As I discuss ad nauseum in
Vertical Jump Bible 2.0
in my experience there's a big disconnect between what people actually call a squat and what type of squat they actually do. What most people call "full squats" are actually half squats and what most people call half squats are actually quarter squats.
Personally, I usually recommend people do a squat to a legal powerlifting depth, or to a point where the lower back begins to round, whichever comes first. To perform a legal powerlifting depth squat imagine drawing a parallel line across the top of your kneecap. As you squat down the crease where your upper thigh and hip joint together should temporarily break below that line (the top of the knee). Here is a pic to illustrate:
Note how the crease at the hip (the arrow) temporarily breaks below the top of the kneecap. That's a legal squat. The hip crease doesn't have to break FAR below the knee cap, but it should break below it at least a little.
Some people will have problems with their lower back rounding as they descend. Here is a video to illustrate lower back rounding: I was trying to illustrate a bad example with this squat. Notice how my lower back starts to round as I get to around parallel in the first 2 reps:
The usual culprit for this is the upper back and torso are not as vertical as they should be. This can occur due to bad form or upper back tightness. If your lower back tends to round short of legal depth do a front squat and see if the same thing happens. If you can front squat to a legal depth correctly you know you just need to work on keeping your upper back more vertical in the back squat. Work on doing that and incorporate some thoracic mobility work.
However, SOME people can't achieve legal depth without their lower back rounding no matter what they do. Many tall people fit the bill here. These people shouldn't push the issue. Just squat to whatever depth you can while maintaining your natural arch.
The next type of squat I want to discuss is a half squat. In the half squat the top of the thigh will get to parallel. This will be a couple of inches higher than a legal powerlifting squat.
I typically don't recommend half squats except for specific phases where the use of partials can be used to peak out strength.

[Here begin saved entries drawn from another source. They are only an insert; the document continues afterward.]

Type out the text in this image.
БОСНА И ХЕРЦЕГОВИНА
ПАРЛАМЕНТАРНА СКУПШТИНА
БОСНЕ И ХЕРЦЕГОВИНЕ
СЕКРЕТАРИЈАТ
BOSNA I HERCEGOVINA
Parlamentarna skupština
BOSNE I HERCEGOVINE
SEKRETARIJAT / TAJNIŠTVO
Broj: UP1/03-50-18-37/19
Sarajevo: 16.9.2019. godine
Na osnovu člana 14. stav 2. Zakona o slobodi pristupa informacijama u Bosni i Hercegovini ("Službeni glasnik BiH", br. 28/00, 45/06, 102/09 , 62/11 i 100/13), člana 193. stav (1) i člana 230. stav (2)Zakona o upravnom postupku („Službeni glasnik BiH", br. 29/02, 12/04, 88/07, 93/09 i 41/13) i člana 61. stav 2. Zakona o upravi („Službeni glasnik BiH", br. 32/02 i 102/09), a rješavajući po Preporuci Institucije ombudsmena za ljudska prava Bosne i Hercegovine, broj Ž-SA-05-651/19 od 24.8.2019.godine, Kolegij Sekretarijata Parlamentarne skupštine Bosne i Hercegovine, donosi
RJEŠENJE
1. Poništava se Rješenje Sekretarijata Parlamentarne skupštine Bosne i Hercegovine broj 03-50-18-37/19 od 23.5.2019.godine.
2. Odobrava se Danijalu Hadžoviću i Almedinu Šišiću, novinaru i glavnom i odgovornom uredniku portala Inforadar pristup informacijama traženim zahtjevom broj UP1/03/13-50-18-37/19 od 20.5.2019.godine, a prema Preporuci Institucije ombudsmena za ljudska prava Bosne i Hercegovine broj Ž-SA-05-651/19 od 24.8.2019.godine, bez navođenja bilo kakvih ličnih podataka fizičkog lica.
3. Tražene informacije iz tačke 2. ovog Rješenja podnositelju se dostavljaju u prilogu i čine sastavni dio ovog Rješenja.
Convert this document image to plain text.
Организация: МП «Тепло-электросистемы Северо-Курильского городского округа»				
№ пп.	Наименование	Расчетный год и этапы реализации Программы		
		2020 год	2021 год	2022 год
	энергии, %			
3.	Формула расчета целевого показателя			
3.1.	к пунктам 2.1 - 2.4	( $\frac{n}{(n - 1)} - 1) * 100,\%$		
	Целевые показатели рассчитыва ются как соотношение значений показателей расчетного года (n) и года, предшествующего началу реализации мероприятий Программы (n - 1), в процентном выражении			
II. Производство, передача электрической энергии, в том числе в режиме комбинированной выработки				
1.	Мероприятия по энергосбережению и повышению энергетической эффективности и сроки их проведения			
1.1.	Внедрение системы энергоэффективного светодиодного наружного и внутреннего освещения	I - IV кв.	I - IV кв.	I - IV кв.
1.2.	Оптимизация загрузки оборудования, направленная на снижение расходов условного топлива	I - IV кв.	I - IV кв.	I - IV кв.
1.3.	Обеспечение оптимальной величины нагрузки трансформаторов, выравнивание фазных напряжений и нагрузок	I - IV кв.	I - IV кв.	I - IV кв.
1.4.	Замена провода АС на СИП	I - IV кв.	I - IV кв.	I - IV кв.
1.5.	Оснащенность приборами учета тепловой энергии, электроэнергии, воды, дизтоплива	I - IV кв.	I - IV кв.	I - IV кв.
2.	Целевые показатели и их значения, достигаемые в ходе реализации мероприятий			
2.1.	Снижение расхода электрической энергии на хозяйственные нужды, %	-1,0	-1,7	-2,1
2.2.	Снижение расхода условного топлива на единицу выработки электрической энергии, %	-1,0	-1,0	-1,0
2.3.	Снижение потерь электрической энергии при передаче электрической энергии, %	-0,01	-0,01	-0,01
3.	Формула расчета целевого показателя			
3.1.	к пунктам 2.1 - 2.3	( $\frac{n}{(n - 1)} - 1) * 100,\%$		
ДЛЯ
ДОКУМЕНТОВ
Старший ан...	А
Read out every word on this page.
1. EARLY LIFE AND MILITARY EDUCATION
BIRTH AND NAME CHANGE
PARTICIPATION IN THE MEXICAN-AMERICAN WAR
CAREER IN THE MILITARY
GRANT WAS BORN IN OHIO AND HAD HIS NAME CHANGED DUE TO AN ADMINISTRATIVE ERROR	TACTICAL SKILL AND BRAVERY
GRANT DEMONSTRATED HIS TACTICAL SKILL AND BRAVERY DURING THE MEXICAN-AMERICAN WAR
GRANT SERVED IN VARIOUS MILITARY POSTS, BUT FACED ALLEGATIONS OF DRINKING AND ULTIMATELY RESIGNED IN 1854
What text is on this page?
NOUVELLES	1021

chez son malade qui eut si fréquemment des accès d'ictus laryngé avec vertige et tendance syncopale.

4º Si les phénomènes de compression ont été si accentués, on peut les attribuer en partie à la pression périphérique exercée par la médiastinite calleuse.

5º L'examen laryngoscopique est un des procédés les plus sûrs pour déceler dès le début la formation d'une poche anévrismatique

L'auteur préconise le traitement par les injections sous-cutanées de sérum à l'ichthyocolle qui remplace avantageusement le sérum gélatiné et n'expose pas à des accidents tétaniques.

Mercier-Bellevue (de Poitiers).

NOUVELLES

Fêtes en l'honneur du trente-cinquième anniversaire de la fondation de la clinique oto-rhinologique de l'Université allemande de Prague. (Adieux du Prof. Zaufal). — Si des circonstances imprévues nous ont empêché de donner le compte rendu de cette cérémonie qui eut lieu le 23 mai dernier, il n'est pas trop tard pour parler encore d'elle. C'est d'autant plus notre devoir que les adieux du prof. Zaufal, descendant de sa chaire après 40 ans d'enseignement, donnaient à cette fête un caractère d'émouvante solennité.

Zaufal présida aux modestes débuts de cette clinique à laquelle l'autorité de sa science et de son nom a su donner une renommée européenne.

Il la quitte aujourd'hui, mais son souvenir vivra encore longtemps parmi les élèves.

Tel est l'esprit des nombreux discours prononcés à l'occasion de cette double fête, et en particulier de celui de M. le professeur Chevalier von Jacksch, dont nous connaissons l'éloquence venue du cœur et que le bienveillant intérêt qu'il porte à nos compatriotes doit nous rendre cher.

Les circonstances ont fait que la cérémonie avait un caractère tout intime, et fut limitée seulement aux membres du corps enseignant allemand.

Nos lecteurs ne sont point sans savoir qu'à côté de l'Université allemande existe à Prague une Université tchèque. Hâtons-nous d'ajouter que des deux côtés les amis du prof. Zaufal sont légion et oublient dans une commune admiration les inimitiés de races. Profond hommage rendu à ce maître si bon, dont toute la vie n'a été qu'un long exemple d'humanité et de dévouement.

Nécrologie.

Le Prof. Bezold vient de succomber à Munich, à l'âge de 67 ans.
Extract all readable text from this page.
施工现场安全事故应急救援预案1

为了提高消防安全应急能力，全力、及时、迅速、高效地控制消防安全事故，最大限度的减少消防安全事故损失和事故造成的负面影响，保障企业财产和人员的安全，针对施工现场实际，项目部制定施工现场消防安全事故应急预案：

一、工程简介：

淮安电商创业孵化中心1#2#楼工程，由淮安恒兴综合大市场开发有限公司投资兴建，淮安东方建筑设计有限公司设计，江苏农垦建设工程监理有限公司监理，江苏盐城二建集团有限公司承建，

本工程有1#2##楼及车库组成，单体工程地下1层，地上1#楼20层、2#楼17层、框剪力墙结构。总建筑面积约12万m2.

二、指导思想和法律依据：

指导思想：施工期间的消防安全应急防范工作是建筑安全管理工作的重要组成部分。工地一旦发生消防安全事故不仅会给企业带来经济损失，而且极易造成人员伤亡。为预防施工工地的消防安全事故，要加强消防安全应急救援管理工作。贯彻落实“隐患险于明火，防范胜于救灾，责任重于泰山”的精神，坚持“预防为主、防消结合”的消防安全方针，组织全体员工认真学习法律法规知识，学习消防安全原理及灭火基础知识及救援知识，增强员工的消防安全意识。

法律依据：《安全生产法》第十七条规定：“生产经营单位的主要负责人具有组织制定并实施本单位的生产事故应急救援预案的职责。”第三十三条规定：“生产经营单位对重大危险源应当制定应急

In my experience the average trainee who switches from half squat to legal depth squats will gain a near immediate 2-3 inches of vertical jump increase just by taking their squats thru a fuller range of motion, even with a significant lesser load. As a personal example when I first began training seriously I trained for a good 3-4 years performing half squats because I didn't know any better and half squats are what we were taught in school. When I learned what a legal squat was my poundages went all the way from around 300 down to around 185, BUT despite the significantly lesser weights I started making really good vert gains and gained quite a bit of muscle on my thighs. I've seen the same thing happen in countless other trainees.
The next type of squat is a full squat. This is a true olympic squat. It requires excellent mobility throughout the body.
I don't necessarily recommend full squats but if someone can do them correctly and likes doing them I see no reason not to include them. I just wouldn't consider them necessary and not everyone can do them correctly.
The main point to take home is the principles of legal squat depth apply to all squatting variations: front squats, overhead squats, lunges, bulgarian split squats, leg press, you name it. Know what correct depth is and try to work towards it if you're currently doing something different. Good luck with it!